Exploring the causal relationship between galectin levels and gynecologic cancers: A Mendelian randomization study
Introduction
Gynecologic cancers, including ovarian, endometrial, and cervical cancers, pose a significant global health burden, affecting women worldwide. Despite advancements in screening, diagnosis, and treatment, the prognosis for patients with advanced-stage gynecologic cancers remains poor. Therefore, identifying novel biomarkers and understanding the underlying molecular mechanisms are crucial for improving early detection, prognosis, and therapeutic strategies. Galectins, a family of β-galactoside-binding proteins, have been implicated in various pathological processes, including tumorigenesis, immune evasion, and metastasis. This study aims to investigate the causal relationship between galectin levels and the risk of gynecologic cancers using Mendelian randomization (MR) analysis.
Methods
The study utilized data on galectin levels (Gal-1, Gal-2, Gal-3, Gal-4, Gal-7, Gal-8, Gal-9, and Gal-10) from the IEU Open genome-wide association study (GWAS) project. Gynecologic cancer data was sourced from the GWAS project, Ovarian Cancer Association Consortium (OCAC), and FinnGen consortium. A two-sample MR analysis was conducted to explore the causal relationship between galectin levels and gynecologic cancers. Bi-directional MR analysis was also performed to examine the direction of causality.
Results
The study found significant associations between galectin levels and the incidence of gynecologic cancers. For example, elevated Gal-1 levels were linked to higher incidences of ovarian cancer, particularly high-grade serous and invasive mucinous subtypes. Gal-2 and Gal-4 levels were associated with a reduced risk of malignant neoplasm of corpus uteri and endometrial cancer. Gal-3 and Gal-8 levels showed a potential association with cervical cancer, although further research is needed to establish causality.
Discussion
This study highlights the potential causal relationships between galectin levels and gynecologic cancers.
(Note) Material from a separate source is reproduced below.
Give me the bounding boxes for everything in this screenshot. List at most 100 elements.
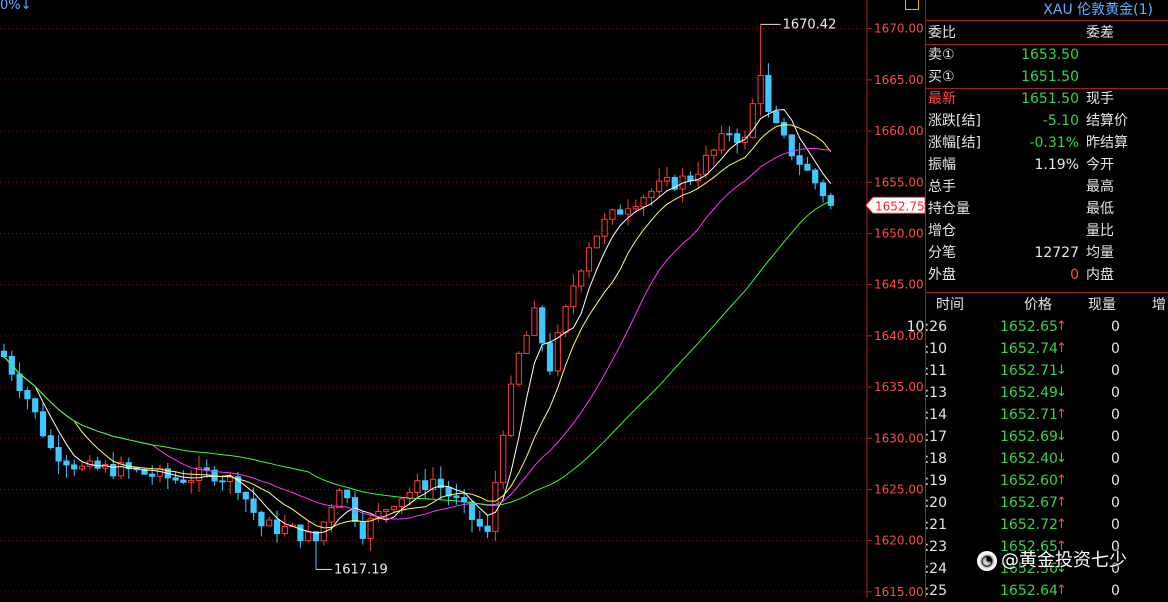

The findings provide novel insights into the molecular mechanisms underlying gynecologic cancer development and emphasize the importance of galectins as potential biomarkers or therapeutic targets. However, the study has limitations, including the use of data from individuals of European ancestry and the lack of individual-level data, which may impact the generalizability of the findings.
Conclusion
Further experimental and clinical validation is required to confirm the causal relationships and explore the underlying biological mechanisms. If validated, galectins could serve as promising biomarkers or therapeutic targets in gynecologic oncology.